Ob er bei noch laufendem Vertrag gekommen wäre, weiß Riegler nicht. Er schaut sich in erster Linie verfügbare Trainer an und "ich hatte immer im Kopf, dass er einmal bei uns Trainerkandidat sein könnte." Es drängt sich die Frage auf, ob hier nicht zu viel dem Zufall überlassen wird.
Das sei für einen kleinen Verein wie den WAC aber nicht anders möglich. "Wir sind ja kein Verein, der regelmäßig um die Spitzenplätze mitspielt. Die Leute jammern ja bei uns schon, wenn wir nur Siebter werden, man muss schon sehen, wo wir herkommen!", erinnert Riegler. Er meint damit vermutlich den schnellen Aufstieg von der Landesliga in die Bundesliga zwischen 2007 und 2012.
Wir versuchen, dass der Worst-Case nicht eintritt. Aber wenn Sie mich so fragen, ist mein Standpunkt, dass ich eine Aufstiegsmannschaft zusammenstelle.
Und nun?
Allerdings sei hier bei allem Verständnis Einordnung notwendig: Die Lavanttaler erzielten 2024/25 einen Umsatz in der Höhe von 17,4 Mio. Euro. Das ist ein Viertel bis ein Drittel mehr als Ried oder Blau-Weiß Linz.
Gemessen daran erscheint die aktuelle sportliche Lage umso erklärungsbedürftiger. Allerdings landete man mit weniger auch schon vor Klubs, die mehr Geld haben. Nun geht es ohnehin einmal um den Klassenerhalt.
Der neue Trainer freut sich indes in einem öffentlichen Statement auf die Aufgabe: "Es war für mich klar, dass ich das unbedingt machen will, weil für mich der WAC schon eine Topmannschaft in Österreich ist, vor allem was die Vergangenheit betrifft. Ich sehe es als Herausforderung, und eigentlich kann man ja nur nach vorne starten. Die Aufgabe ist eine sehr coole."
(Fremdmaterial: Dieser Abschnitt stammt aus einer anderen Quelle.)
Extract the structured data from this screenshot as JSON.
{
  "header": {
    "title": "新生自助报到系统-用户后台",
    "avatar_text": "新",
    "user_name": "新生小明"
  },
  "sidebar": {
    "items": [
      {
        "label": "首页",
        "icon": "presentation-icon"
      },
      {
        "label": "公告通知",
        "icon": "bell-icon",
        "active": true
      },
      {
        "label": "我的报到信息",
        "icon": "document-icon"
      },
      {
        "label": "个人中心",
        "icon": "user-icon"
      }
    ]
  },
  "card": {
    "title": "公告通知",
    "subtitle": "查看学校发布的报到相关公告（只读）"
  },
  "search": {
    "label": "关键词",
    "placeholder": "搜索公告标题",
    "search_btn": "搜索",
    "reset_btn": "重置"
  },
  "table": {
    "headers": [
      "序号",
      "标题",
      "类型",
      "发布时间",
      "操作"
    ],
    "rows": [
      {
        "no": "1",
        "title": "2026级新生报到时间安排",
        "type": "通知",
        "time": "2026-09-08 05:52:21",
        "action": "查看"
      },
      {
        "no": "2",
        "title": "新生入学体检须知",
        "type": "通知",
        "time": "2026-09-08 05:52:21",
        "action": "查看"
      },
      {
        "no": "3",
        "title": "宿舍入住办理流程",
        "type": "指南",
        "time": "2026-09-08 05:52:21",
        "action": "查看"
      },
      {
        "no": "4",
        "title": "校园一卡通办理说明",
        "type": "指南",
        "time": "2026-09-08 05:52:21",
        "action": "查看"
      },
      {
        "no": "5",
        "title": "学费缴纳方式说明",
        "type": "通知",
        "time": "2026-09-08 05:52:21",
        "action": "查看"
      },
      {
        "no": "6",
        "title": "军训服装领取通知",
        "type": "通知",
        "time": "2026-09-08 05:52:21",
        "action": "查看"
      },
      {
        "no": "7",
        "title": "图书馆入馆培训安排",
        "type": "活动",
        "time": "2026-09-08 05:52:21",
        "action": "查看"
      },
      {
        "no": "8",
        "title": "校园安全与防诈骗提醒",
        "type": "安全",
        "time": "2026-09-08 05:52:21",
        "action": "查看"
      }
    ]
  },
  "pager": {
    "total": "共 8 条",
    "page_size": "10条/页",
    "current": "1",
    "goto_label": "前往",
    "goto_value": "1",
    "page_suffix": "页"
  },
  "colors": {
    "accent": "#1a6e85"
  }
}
Ob die Wölfe diesmal ein glückliches Händchen haben, wird sich weisen. Während viele Funktionäre in ähnlicher Situation nur das Notwendigste mit den Medien sprechen und Untergangsszenarien kategorisch ausschließen, tut Riegler das nicht. Zwar sagt er: "Wir versuchen, das Beste herauszuholen und dass der Worst-Case nicht eintritt."
Aber der Vertrag für Silberberger gilt auch für die 2. Liga. Zwar habe sich der Präsident noch keine großen Gedanken über den Abstieg gemacht, aber "wenn Sie mich so fragen, ist mein Standpunkt, dass ich eine Aufstiegsmannschaft zusammenstelle."